In part 1, I used 240 facial images of 40 persons from the IMM Face Database. Each person has 6 facial images in different viewpoints and facial expressions.

The task is to detect the coordinates of the nose tip from each facial images. Below is an example of facial image displayed along with nose tip ground-truth annotation from my training dataloader.

Each image is converted into grayscale and image pixel values are normalized float values in range -0.5 to 0.5. After that, images are resized into smaller size -> 80x60. I used (torch.nn.MSELoss) as the loss function, and Adam (torch.optim.Adam) as my optimizer, with a learning rate of 1e-3. Training loop is ran for 25 epochs.

I used a 3 layered Convolutional Neural Network. The loss during each epoch is shown below:

For almost all my failure cases, the persons in the image are either tilting their head towards the side, or making a strong facial expression. If not, the lighting is poor, resulting in obscuring shadows in the background. I believe those factors are interfering with my predictions.

-- success cases: successful predictions of nosetip --

-- failure cases: unsuccessful predictions of nosetip --

For part 2, instead of trying to predict the coordinates of people's nosetips, the task is to predict the all 58 facial keypoints. The input images are resized to 160x120.

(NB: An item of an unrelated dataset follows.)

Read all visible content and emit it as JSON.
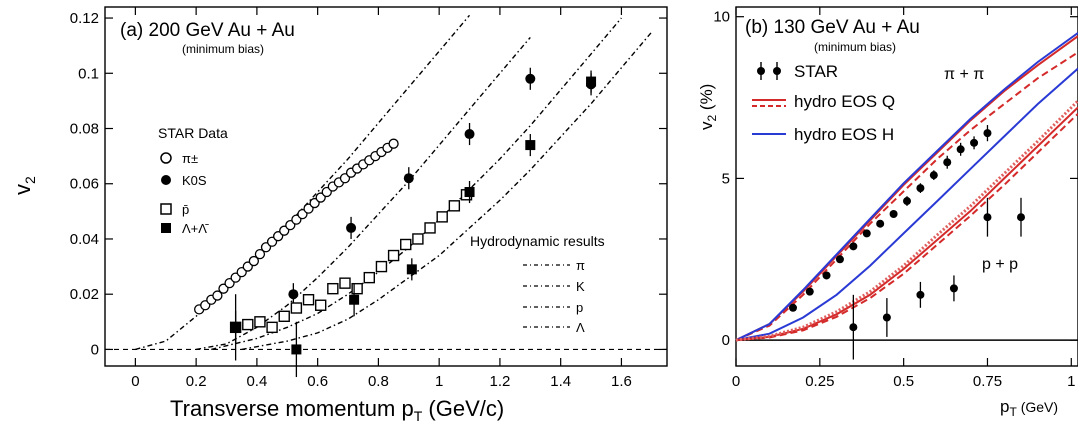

In order to prevent the model from overfitting, I applied data augmentation techniques: randomly rotating the train set images for -10 to 10 degrees, and randomly shifting the face for -10 to 10 pixels.

Same as part 1, loss function = (torch.nn.MSELoss), and optimizer = Adam (torch.optim.Adam), with a learning rate of 1e-3. I ran training loops for 25 epochs.

The architecture of the 5-layered Convolutional Neural Network and loss during each training epoch are visualized below:

Below are a few successful and unsuccessful predictions. In general, I'm not satisfied with my results, and I think it is due to the fact that there are too many confounding factors in each image that disrupt the model, especially given that it is too small a dataset for such a prediction. For failure cases, the persons are mostly facing sideways.

-- success cases: successful predictions of facial keypoints --

-- failure cases: unsuccessful predictions of facial keypoints --

-- 1st convolutional layer filters visualized --

"During training, we need to crop the image and feed only the face portion. You need to use bounding boxes to do the image cropping. Resize the crop into 224x224, and remember to update the keypoints coordinate as well.

-- samples from the train dataloader: applied with data-augmentation techniques --

This dataset contains 6666 images of varying image sizes, and each image has 68 annotated facial keypoints.

My loss function for part 3 is also (torch.nn.MSELoss), and optimizer = Adam (torch.optim.Adam), with a learning rate of 1e-3. I ran training loops for 10 epochs because it is extremely slow to process 1 loop even using GPU.

I used ResNet18 as my CNN structure, with some parameter modifications:

The loss of running on training dataloader and validation loader during each epoch is:

After the training session, here are a few examples of facial keypoints predictions from the test set using the trained net:

Also some predictions from my own photo collection. The predictions are not ideal, probably because of resolution / cropping issues.